The skill inspects the working tree and diffs to determine what changed, then guides you to stage only the relevant files by name. It constructs a single-line commit message using a verified Conventional Commit type and a lowercase, imperative description under 72 characters. Finally, it runs the commit and verifies the result in git status.

When to use it

  • Committing any code or documentation change to the repository
  • Preparing a commit that should be clearly categorized for changelogs
  • When you want to avoid noisy commits that stage unrelated files
  • Enforcing team commit style during reviews or CI checks
  • Creating small, focused commits for easier code bisecting

Best practices

  • Run git status and git diff first to understand modifications
  • Stage files individually with git add <file> — never use git add -A or git add .
  • Use a single-line message: <type>: <description>, lowercase and imperative
  • Keep the message under 72 characters and omit a trailing period
  • Choose the correct type (feat, fix, refactor, docs, style, test, chore, perf)

Example use cases

  • Add a new API endpoint: feat: add webhook trigger for job runs
  • Fix a runtime error: fix: prevent null pointer in task runner
  • Update docs: docs: clarify installation steps for self-hosting
  • Refactor logic: refactor: extract sql connection helper
  • Upgrade dependency: chore: bump postgres driver to latest

FAQ

What if I need multi-line context in a commit?

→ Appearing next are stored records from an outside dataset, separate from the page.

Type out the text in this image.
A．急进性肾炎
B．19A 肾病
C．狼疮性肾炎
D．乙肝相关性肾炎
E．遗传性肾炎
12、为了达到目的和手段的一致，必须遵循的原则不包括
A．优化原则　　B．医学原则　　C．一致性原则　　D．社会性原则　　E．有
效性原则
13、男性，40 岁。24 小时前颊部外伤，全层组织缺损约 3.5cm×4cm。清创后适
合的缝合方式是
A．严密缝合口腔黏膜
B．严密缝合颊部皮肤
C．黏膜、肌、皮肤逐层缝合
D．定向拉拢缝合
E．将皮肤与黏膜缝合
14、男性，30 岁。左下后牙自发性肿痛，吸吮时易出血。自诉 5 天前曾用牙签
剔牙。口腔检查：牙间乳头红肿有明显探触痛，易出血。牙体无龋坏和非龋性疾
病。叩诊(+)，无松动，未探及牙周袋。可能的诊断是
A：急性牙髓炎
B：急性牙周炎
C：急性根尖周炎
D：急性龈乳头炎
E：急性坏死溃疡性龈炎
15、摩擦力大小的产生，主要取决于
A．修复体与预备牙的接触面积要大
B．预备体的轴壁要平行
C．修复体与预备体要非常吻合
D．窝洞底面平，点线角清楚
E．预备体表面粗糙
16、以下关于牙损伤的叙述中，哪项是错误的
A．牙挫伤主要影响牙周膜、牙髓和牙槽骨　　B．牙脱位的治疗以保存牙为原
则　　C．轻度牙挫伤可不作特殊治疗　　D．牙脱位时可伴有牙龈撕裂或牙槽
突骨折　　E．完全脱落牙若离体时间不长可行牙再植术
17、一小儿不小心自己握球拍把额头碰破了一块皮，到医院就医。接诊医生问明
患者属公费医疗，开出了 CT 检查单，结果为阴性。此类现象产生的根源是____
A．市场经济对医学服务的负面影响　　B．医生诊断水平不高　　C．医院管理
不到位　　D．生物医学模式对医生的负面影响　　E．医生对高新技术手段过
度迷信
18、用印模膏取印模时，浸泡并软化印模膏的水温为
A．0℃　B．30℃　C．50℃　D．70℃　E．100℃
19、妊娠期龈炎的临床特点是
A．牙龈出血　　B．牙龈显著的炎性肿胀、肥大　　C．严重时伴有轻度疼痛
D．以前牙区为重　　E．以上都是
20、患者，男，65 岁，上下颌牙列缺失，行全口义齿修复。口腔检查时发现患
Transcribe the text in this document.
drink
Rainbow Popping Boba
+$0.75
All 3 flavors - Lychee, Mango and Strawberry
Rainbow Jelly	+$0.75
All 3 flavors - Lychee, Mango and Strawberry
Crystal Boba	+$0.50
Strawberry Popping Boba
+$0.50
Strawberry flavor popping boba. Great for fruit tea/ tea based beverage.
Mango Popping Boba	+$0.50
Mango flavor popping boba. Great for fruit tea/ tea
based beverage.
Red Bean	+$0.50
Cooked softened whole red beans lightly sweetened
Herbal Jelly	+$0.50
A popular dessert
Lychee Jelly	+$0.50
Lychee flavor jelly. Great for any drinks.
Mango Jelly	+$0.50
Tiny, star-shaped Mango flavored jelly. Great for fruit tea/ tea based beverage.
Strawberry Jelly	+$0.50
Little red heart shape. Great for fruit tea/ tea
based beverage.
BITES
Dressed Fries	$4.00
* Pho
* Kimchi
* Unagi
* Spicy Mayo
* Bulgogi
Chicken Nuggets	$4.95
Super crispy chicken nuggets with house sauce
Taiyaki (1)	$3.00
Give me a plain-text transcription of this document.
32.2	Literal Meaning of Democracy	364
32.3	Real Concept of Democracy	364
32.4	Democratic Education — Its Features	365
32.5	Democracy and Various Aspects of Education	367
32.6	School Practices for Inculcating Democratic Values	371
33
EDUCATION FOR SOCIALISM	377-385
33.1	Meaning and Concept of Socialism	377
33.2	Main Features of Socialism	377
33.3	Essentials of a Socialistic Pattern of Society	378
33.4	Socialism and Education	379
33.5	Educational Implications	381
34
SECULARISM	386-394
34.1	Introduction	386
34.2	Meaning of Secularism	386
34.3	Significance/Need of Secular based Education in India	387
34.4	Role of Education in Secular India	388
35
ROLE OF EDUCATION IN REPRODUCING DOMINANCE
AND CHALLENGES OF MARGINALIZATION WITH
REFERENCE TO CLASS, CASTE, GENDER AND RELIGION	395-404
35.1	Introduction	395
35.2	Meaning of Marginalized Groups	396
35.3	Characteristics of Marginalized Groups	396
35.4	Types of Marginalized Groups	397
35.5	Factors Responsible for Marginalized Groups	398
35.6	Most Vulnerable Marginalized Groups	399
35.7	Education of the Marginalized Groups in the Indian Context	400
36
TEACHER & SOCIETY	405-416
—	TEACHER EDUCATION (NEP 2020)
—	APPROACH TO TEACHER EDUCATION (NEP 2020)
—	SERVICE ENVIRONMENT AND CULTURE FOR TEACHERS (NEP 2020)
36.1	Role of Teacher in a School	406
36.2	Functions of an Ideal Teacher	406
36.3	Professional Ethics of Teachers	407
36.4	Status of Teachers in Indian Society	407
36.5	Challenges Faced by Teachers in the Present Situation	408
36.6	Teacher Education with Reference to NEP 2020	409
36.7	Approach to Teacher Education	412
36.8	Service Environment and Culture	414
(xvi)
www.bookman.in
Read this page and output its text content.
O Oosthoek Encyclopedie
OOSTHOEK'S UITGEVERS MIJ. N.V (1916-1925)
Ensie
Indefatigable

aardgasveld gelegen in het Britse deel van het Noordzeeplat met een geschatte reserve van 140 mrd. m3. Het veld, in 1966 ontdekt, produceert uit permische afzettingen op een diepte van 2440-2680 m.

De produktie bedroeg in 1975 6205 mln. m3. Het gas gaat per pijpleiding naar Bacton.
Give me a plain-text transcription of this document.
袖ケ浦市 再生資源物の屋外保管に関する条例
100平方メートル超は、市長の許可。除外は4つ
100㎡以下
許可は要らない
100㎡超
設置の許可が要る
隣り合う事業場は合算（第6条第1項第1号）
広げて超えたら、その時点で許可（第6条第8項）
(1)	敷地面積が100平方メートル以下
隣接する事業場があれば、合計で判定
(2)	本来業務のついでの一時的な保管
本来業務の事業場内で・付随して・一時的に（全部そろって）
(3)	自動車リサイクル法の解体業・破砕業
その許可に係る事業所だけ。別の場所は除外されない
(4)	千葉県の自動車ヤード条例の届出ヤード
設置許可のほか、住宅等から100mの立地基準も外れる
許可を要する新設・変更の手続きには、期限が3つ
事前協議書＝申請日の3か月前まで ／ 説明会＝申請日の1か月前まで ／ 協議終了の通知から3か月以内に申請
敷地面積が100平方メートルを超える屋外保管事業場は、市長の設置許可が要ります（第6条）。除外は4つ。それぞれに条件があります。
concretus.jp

The skill mandates a single-line Conventional Commit for the summary. Put longer context in the body only if your workflow allows multi-line commits, but prefer separate follow-up commits for extra detail.

Can I stage multiple files?

Yes, stage multiple specific files by name (git add file1 file2). Do not use broad adds that capture unrelated changes.

Which commit type should I pick for small fixes?

Use fix for bug fixes, chore for maintenance, and refactor for restructuring without feature or bug implications.